74 y.o. male with a 90 pack year smoking history who presented to the LLUMC ED w/ SOB for 2 days duration associated with a productive cough and palpitations. He initially presented to the Barstow ED with hypoxia (90% on RA) which improved with oxygen administration. Chest X-ray at the outside hospital showed a right pleural effusion, while a CT scan showed a large pleural effusion with bilateral lung nodules. He had a thoracentesis which drained 200mL of serosanguinous fluid. After the procedure he developed hypertensive emergency and was thus transferred to LLUMC ED for further care.
The patient was admitted for hypertensive emergency, pleural effusion, and possible pneumonia
A bedside cardiac ultrasound was ordered which I performed.
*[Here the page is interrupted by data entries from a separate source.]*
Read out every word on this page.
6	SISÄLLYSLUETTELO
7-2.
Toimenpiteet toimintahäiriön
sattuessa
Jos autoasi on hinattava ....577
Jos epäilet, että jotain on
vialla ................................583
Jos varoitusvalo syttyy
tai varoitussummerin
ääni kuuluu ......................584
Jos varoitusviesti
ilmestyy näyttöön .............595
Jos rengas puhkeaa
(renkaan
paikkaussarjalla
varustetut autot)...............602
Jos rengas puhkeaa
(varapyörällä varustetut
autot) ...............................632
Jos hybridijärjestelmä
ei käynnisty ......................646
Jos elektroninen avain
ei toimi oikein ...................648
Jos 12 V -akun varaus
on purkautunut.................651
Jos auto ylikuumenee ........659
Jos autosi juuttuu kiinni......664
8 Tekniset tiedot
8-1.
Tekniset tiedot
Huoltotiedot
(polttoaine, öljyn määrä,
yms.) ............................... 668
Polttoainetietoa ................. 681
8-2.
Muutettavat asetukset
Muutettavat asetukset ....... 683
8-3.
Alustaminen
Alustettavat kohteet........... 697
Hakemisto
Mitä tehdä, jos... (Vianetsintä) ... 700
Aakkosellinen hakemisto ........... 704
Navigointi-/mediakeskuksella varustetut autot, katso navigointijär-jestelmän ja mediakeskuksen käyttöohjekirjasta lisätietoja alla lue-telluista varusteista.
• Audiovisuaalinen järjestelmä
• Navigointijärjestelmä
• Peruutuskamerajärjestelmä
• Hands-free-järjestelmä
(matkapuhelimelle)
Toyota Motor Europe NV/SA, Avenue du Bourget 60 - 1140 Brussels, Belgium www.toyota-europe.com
Below are my findings
– Mild Left Ventricular Hypertrophy
– EF WNL
– Negative for Effusion, IVC >50% collapsible
– Significant Bilateral Effusion
– Large filling defect extending from Rt. Renal Vein into IVC
– No vascularity identified on defect via color doppler
My main concern was to understand how to differentiate between a mass being a tumor or a thrombus. I then looked up various papers regarding masses in the IVC found via ultrasound and only found case studies related to tumour thrombuses of cancer and did not find any information regarding diagnosing via ultrasound. The definitive diagnoses is via biopsy, but ultrasound is definitely a great screening tool. Nevertheless, there is no protocol for screening IVC clots available seeing as oftentimes when they occur a patient is already severely clinically ill.